In liberal circles, perhaps, the doctrines of sin, guilt, and judgment are no longer taught because they are no longer believed. But even in evangelical circles, the ministry of the law to bring conviction and a sense of need for Christ has been restrained, done away with almost altogether in preaching, for fear that people won’t stand for it in our day, that it won’t be effective, that it isn’t relevant to people today, who are much more concerned about their problems in this world than their sins against God and the threat of his wrath in the next world.

And so the theory has been that preaching should begin with what are called peoples’ felt needs and go from there. Whether such preaching ever gets to sin and guilt is another question. But Christ clearly is being presented to people today primarily as something other than our deliverer from guilt and divine wrath.

But this mistakes the teaching of the Bible from start to finish. As J.S. Stewart, the Scottish preacher of the last generation put it, “the kingdom of heaven is not for the well-meaning; it is for the desperate…” [The Strong Name, 151]. If you come to Christ for something other than what he has come to give you — forgiveness of sins, peace with God, and the hope of everlasting life — chances steeply rise that you are coming to a different Christ with a different faith than what the Bible describes.

Far-seeing men saw this coming in our day long before it had reached the stage it has now reached. Here is J. Gresham Machen writing in the early 1920s [Christianity and Liberalism]:

            “The fundamental fault of the modern church is that it is busily engaged in an absolutely impossible task calling the righteous to repentance. Modern preachers are trying to bring men into the church without requiring them to relinquish their pride; they are trying to help men avoid the conviction of sin. … But it is entirely futile. Even our Lord did not call the righteous to repentance, and probably we shall be no more successful than He.”

And, then, C.S. Lewis in the late 1930s [Mere Christianity, 39]:

            “The Christian religion…does not begin in comfort; it begins in…dismay…. In religion, as in war and everything else, comfort is the one thing you cannot get by looking for it. If you look for truth, you may find comfort in the end; if you look for comfort you will not get either comfort or truth — only soft soap and wishful thinking to begin with and, in the end, despair.”

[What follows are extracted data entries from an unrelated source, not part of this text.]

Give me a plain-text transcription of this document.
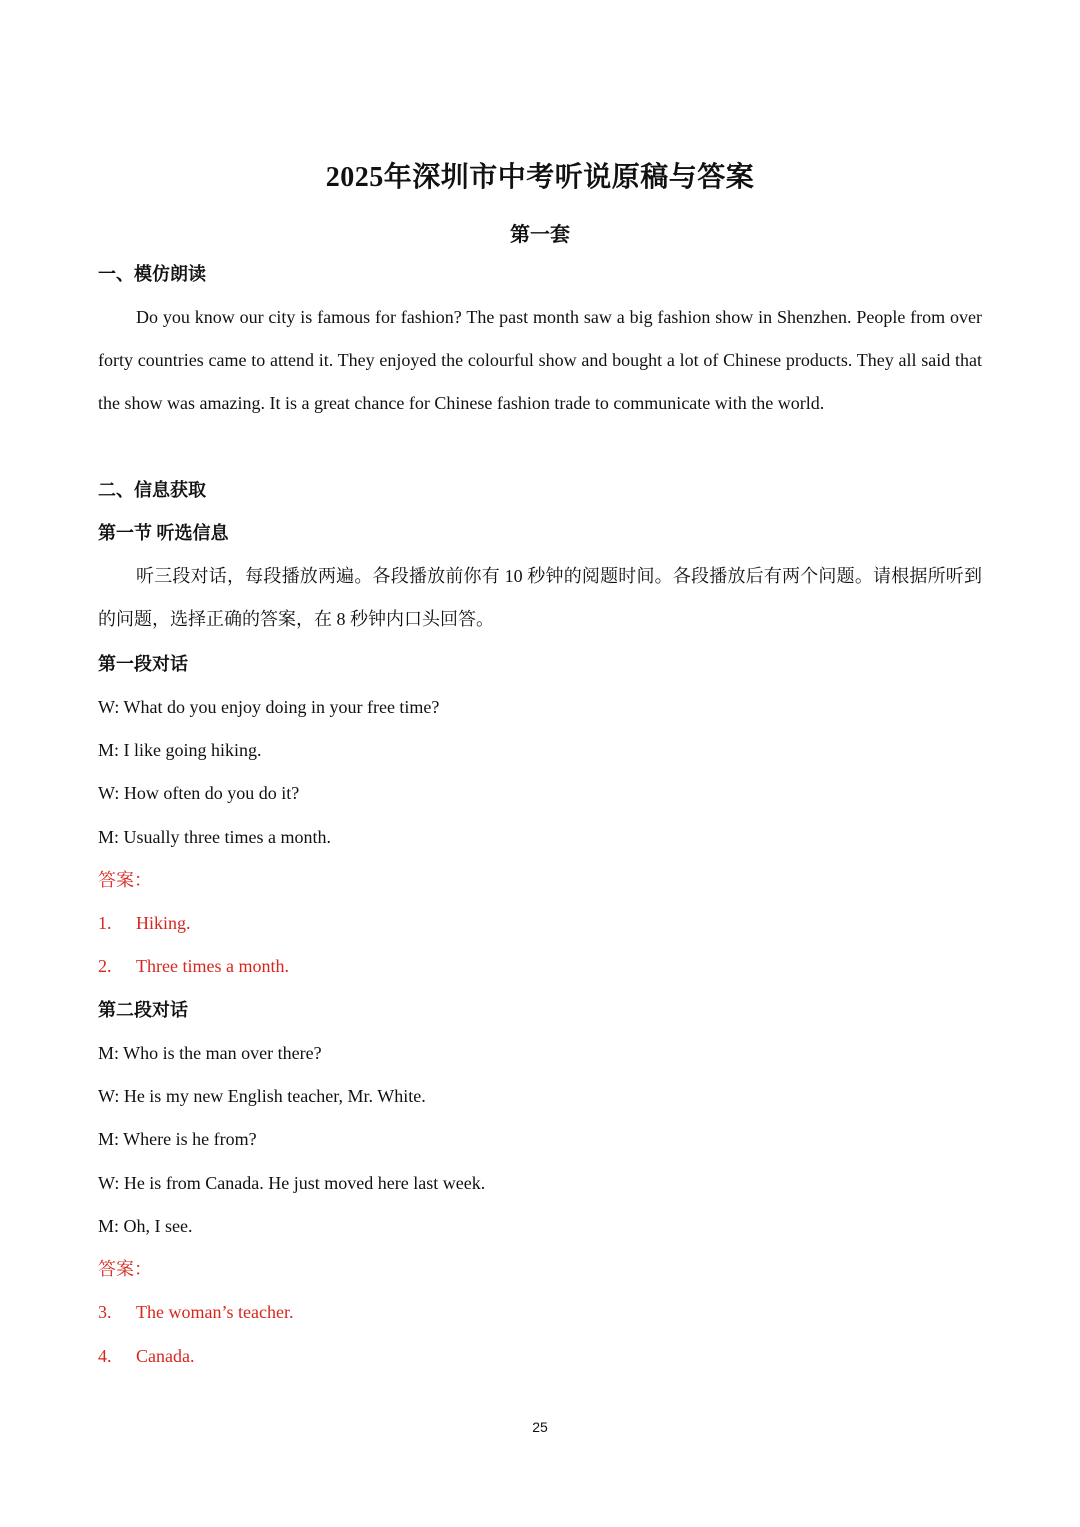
2025年深圳市中考听说原稿与答案
第一套
一、模仿朗读
Do you know our city is famous for fashion? The past month saw a big fashion show in Shenzhen. People from over forty countries came to attend it. They enjoyed the colourful show and bought a lot of Chinese products. They all said that the show was amazing. It is a great chance for Chinese fashion trade to communicate with the world.
二、信息获取
第一节 听选信息
听三段对话，每段播放两遍。各段播放前你有 10 秒钟的阅题时间。各段播放后有两个问题。请根据所听到的问题，选择正确的答案，在 8 秒钟内口头回答。
第一段对话
W: What do you enjoy doing in your free time?
M: I like going hiking.
W: How often do you do it?
M: Usually three times a month.
答案：
1. Hiking.
2. Three times a month.
第二段对话
M: Who is the man over there?
W: He is my new English teacher, Mr. White.
M: Where is he from?
W: He is from Canada. He just moved here last week.
M: Oh, I see.
答案：
3. The woman’s teacher.
4. Canada.
25
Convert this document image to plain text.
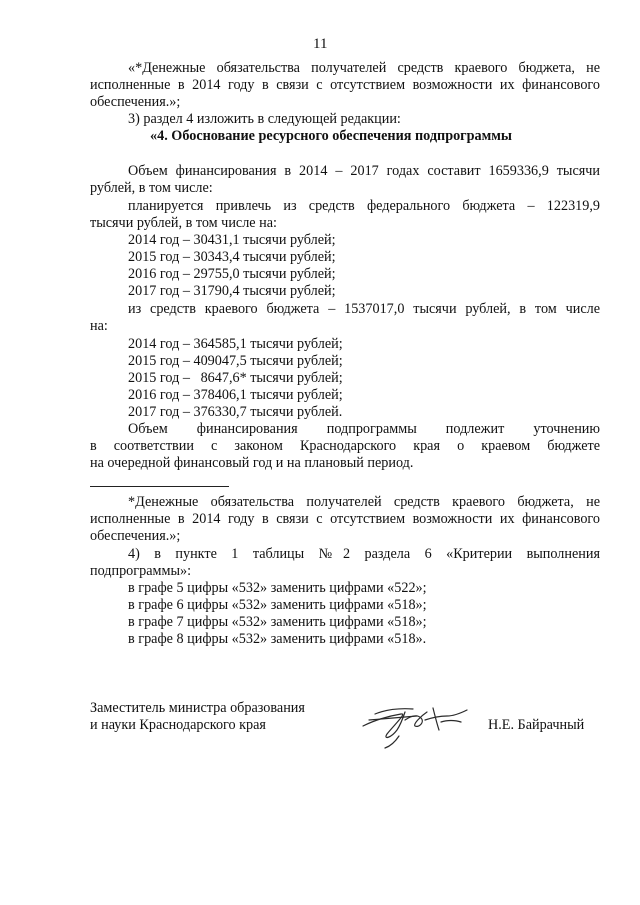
11
«*Денежные обязательства получателей средств краевого бюджета, не
исполненные в 2014 году в связи с отсутствием возможности их финансового
обеспечения.»;
3) раздел 4 изложить в следующей редакции:
«4. Обоснование ресурсного обеспечения подпрограммы
Объем финансирования в 2014 – 2017 годах составит 1659336,9 тысячи
рублей, в том числе:
планируется привлечь из средств федерального бюджета – 122319,9
тысячи рублей, в том числе на:
2014 год – 30431,1 тысячи рублей;
2015 год – 30343,4 тысячи рублей;
2016 год – 29755,0 тысячи рублей;
2017 год – 31790,4 тысячи рублей;
из средств краевого бюджета – 1537017,0 тысячи рублей, в том числе
на:
2014 год – 364585,1 тысячи рублей;
2015 год – 409047,5 тысячи рублей;
2015 год –   8647,6* тысячи рублей;
2016 год – 378406,1 тысячи рублей;
2017 год – 376330,7 тысячи рублей.
Объем финансирования подпрограммы подлежит уточнению
в соответствии с законом Краснодарского края о краевом бюджете
на очередной финансовый год и на плановый период.
*Денежные обязательства получателей средств краевого бюджета, не
исполненные в 2014 году в связи с отсутствием возможности их финансового
обеспечения.»;
4) в пункте 1 таблицы №2 раздела 6 «Критерии выполнения
подпрограммы»:
в графе 5 цифры «532» заменить цифрами «522»;
в графе 6 цифры «532» заменить цифрами «518»;
в графе 7 цифры «532» заменить цифрами «518»;
в графе 8 цифры «532» заменить цифрами «518».
Заместитель министра образования
и науки Краснодарского края	Н.Е. Байрачный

When Paul sets out to explain the gospel of Jesus Christ in his letter to the Romans, he begins with three chapters on the universality of human sin, guilt, and hopelessness in the face of the judgment of God. You can’t get to peace and freedom any other way than through the valley of sin and the conviction of sin. That is what Paul is saying here. And no faith is true Christian faith that is not trust in Christ to deliver us from our guilt, our liability to God’s holy wrath, the just judgment of our many sins — the sins we know and feel the evil of because God’s law has showed them to us and rubbed our noses in them.